How it was set up (and how to rotate the key):

# 1. Generate a DEDICATED, passphrase-less signing key (separate from the Gitea metadata key).
gpg --batch --gen-key <<EOF
%no-protection
Key-Type: eddsa
Key-Curve: ed25519
Name-Real: punktfunk packages
Name-Email: packages@unom.io
Expire-Date: 0
%commit
EOF
gpg --armor --export-secret-keys packages@unom.io   # -> the RPM_GPG_PRIVATE_KEY CI secret
gpg --armor --export             packages@unom.io > packaging/rpm/RPM-GPG-KEY-punktfunk  # public half

# 2. Add the armored PRIVATE key as the RPM_GPG_PRIVATE_KEY Gitea Actions secret. Commit the public
#    half and publish it to the registry so the gpgkey= URL resolves:
curl --user "<user>:<write:package-PAT>" --upload-file packaging/rpm/RPM-GPG-KEY-punktfunk \
  https://git.unom.io/api/packages/unom/generic/punktfunk-keys/1/RPM-GPG-KEY-punktfunk

Rotating the key means a new generic-registry version (bump punktfunk-keys/1/2 and the gpgkey= URL), since the registry rejects re-uploading an existing file.

After reboot, as the desktop user:

ujust add-user-to-input-group           # virtual gamepads need /dev/uinput (re-login).
                                        # Bazzite is atomic — use ujust, NOT `usermod -aG input`.
mkdir -p ~/.config/punktfunk
cp /usr/share/punktfunk/host.env.bazzite ~/.config/punktfunk/host.env   # gamescope defaults
systemctl --user enable --now punktfunk-host
# Web console — enable it and read the auto-generated login password (then open http://<host-ip>:47992):
systemctl --user enable --now punktfunk-web
journalctl --user -u punktfunk-web-init | sed -n 's/.*password generated: //p'

(See ../bazzite/README.md for the full appliance walkthrough — udev/group, host.env, the Steam session unit, firewall, verify.)

Updates

rpm-ostree upgrade            # pulls the newest punktfunk with the system update
systemctl reboot             # rpm-ostree changes apply on reboot

Layered packages are re-resolved against their repos on every rpm-ostree upgrade, so the box tracks new builds automatically (Bazzite's auto-update timer does this for you). To pin or stop tracking: rpm-ostree override / rpm-ostree uninstall punktfunk.

Build an RPM locally

PF_VERSION=0.0.1 bash packaging/rpm/build-rpm.sh                # host + client
PF_VERSION=0.0.1 PF_WITH_WEB=1 bash packaging/rpm/build-rpm.sh  # + punktfunk-web (needs bun on PATH)
# -> dist/punktfunk-0.0.1-1.fcNN.x86_64.rpm  (+ punktfunk-web-0.0.1-1.fcNN.x86_64.rpm with PF_WITH_WEB=1;
#    the web subpackage vendors a bun binary, so it's arch-specific, not noarch)

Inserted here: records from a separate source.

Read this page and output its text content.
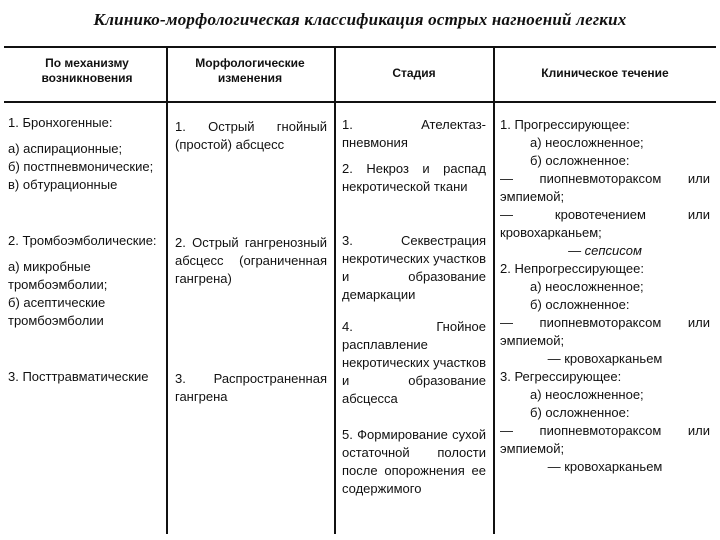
Клинико-морфологическая классификация острых нагноений легких
По механизму возникновения
Морфологические изменения	Стадия	Клиническое течение

1. Бронхогенные:

а) аспирационные;

б) постпневмонические;

в) обтурационные

2. Тромбоэмболические:

а) микробные тромбоэмболии;

б) асептические тромбоэмболии

3. Посттравматические

1. Острый гнойный (простой) абсцесс
2. Острый гангренозный абсцесс (ограниченная гангрена)
3. Распространенная гангрена
1. Ателектаз-пневмония
2. Некроз и распад некротической ткани
3. Секвестрация некротических участков и образование демаркации
4. Гнойное расплавление некротических участков и образование абсцесса
5. Формирование сухой остаточной полости после опорожнения ее содержимого

1. Прогрессирующее:

а) неосложненное;

б) осложненное:

— пиопневмотораксом или эмпиемой;

— кровотечением или кровохарканьем;

— сепсисом

2. Непрогрессирующее:

а) неосложненное;

б) осложненное:

— пиопневмотораксом или эмпиемой;

— кровохарканьем

3. Регрессирующее:

а) неосложненное;

б) осложненное:

— пиопневмотораксом или эмпиемой;

— кровохарканьем
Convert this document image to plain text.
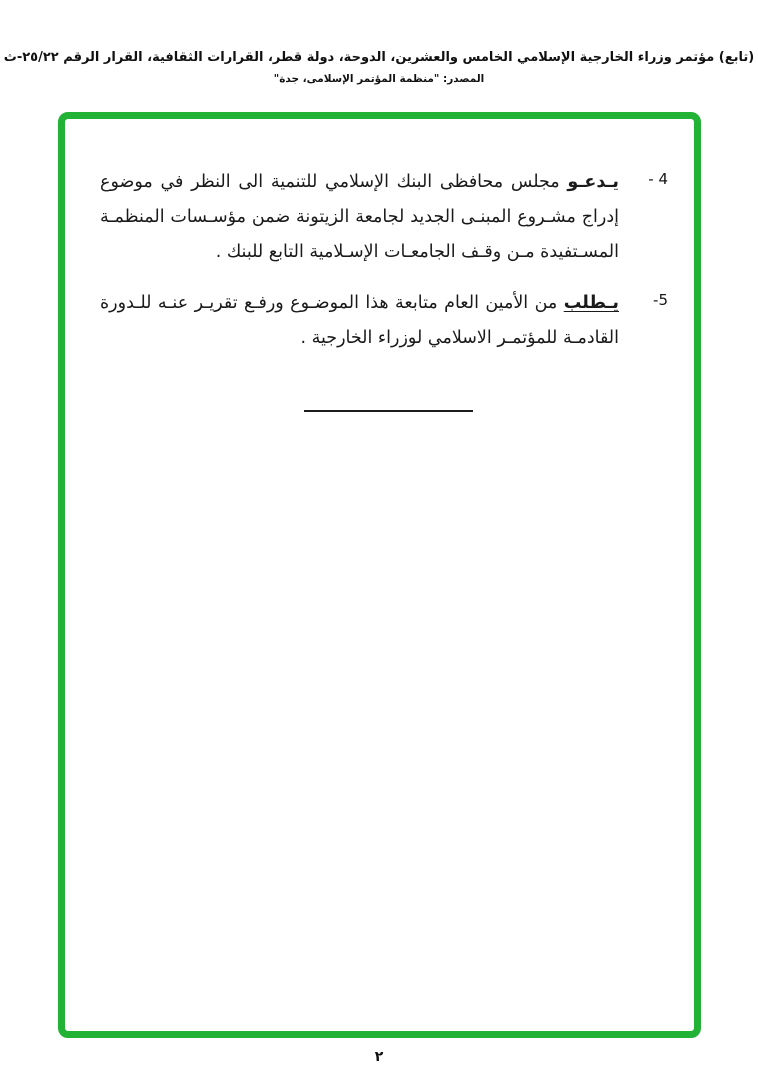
(تابع) مؤتمر وزراء الخارجية الإسلامي الخامس والعشرين، الدوحة، دولة قطر، القرارات الثقافية، القرار الرقم ٢٥/٢٢-ث
المصدر: "منظمة المؤتمر الإسلامى، جدة"
4 -

يـدعـو مجلس محافظى البنك الإسلامي للتنمية الى النظر في موضوع إدراج مشـروع المبنـى الجديد لجامعة الزيتونة ضمن مؤسـسات المنظمـة المسـتفيدة مـن وقـف الجامعـات الإسـلامية التابع للبنك .

5-

يـطلب من الأمين العام متابعة هذا الموضـوع ورفـع تقريـر عنـه للـدورة القادمـة للمؤتمـر الاسلامي لوزراء الخارجية .

٢
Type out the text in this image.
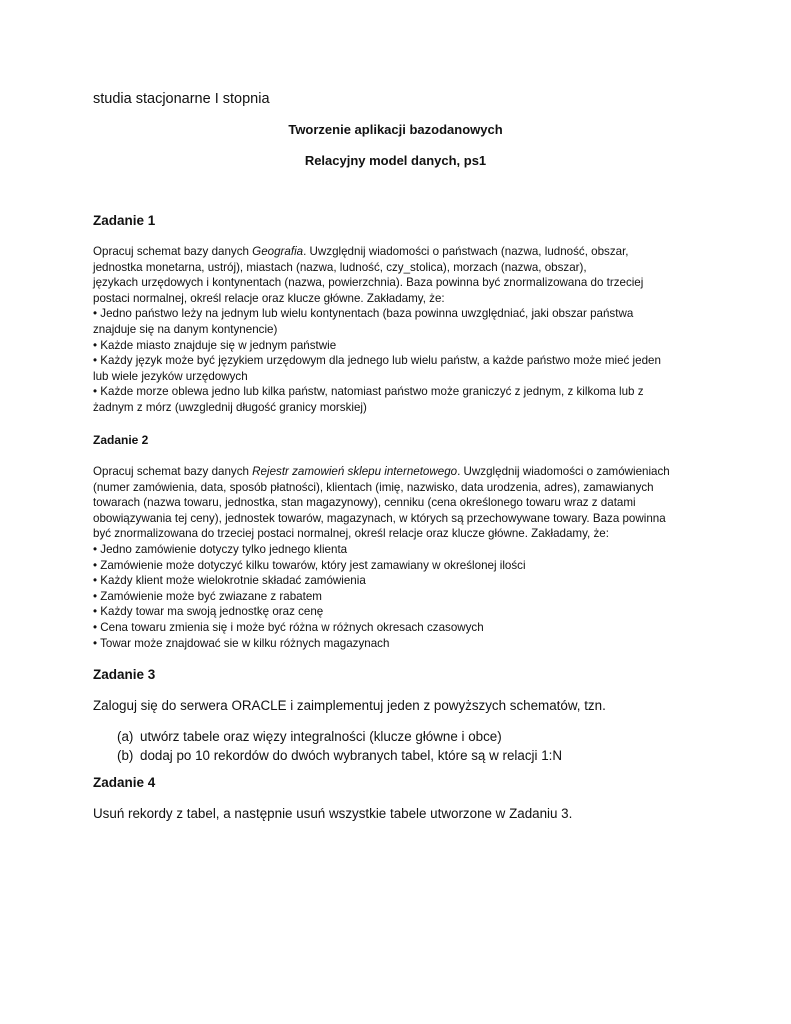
studia stacjonarne I stopnia
Tworzenie aplikacji bazodanowych
Relacyjny model danych, ps1
Zadanie 1
Opracuj schemat bazy danych Geografia. Uwzględnij wiadomości o państwach (nazwa, ludność, obszar,
jednostka monetarna, ustrój), miastach (nazwa, ludność, czy_stolica), morzach (nazwa, obszar),
językach urzędowych i kontynentach (nazwa, powierzchnia). Baza powinna być znormalizowana do trzeciej
postaci normalnej, określ relacje oraz klucze główne. Zakładamy, że:
• Jedno państwo leży na jednym lub wielu kontynentach (baza powinna uwzględniać, jaki obszar państwa
znajduje się na danym kontynencie)
• Każde miasto znajduje się w jednym państwie
• Każdy język może być językiem urzędowym dla jednego lub wielu państw, a każde państwo może mieć jeden
lub wiele jezyków urzędowych
• Każde morze oblewa jedno lub kilka państw, natomiast państwo może graniczyć z jednym, z kilkoma lub z
żadnym z mórz (uwzglednij długość granicy morskiej)
Zadanie 2
Opracuj schemat bazy danych Rejestr zamowień sklepu internetowego. Uwzględnij wiadomości o zamówieniach
(numer zamówienia, data, sposób płatności), klientach (imię, nazwisko, data urodzenia, adres), zamawianych
towarach (nazwa towaru, jednostka, stan magazynowy), cenniku (cena określonego towaru wraz z datami
obowiązywania tej ceny), jednostek towarów, magazynach, w których są przechowywane towary. Baza powinna
być znormalizowana do trzeciej postaci normalnej, określ relacje oraz klucze główne. Zakładamy, że:
• Jedno zamówienie dotyczy tylko jednego klienta
• Zamówienie może dotyczyć kilku towarów, który jest zamawiany w określonej ilości
• Każdy klient może wielokrotnie składać zamówienia
• Zamówienie może być zwiazane z rabatem
• Każdy towar ma swoją jednostkę oraz cenę
• Cena towaru zmienia się i może być różna w różnych okresach czasowych
• Towar może znajdować sie w kilku różnych magazynach
Zadanie 3
Zaloguj się do serwera ORACLE i zaimplementuj jeden z powyższych schematów, tzn.
(a) utwórz tabele oraz więzy integralności (klucze główne i obce)
(b) dodaj po 10 rekordów do dwóch wybranych tabel, które są w relacji 1:N
Zadanie 4
Usuń rekordy z tabel, a następnie usuń wszystkie tabele utworzone w Zadaniu 3.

Run it inside the Fedora 43 builder image so the deps resolve and match Bazzite:

docker build -f ci/fedora-rpm.Dockerfile -t punktfunk-fedora-rpm ci
docker run --rm -v "$PWD:/src" -w /src punktfunk-fedora-rpm \
  bash -lc 'git config --global --add safe.directory /src && PF_VERSION=0.0.1 bash packaging/rpm/build-rpm.sh'

A plain rpmbuild/COPR build with no pf_version/pf_release defines produces 0.3.0-1 (the spec defaults).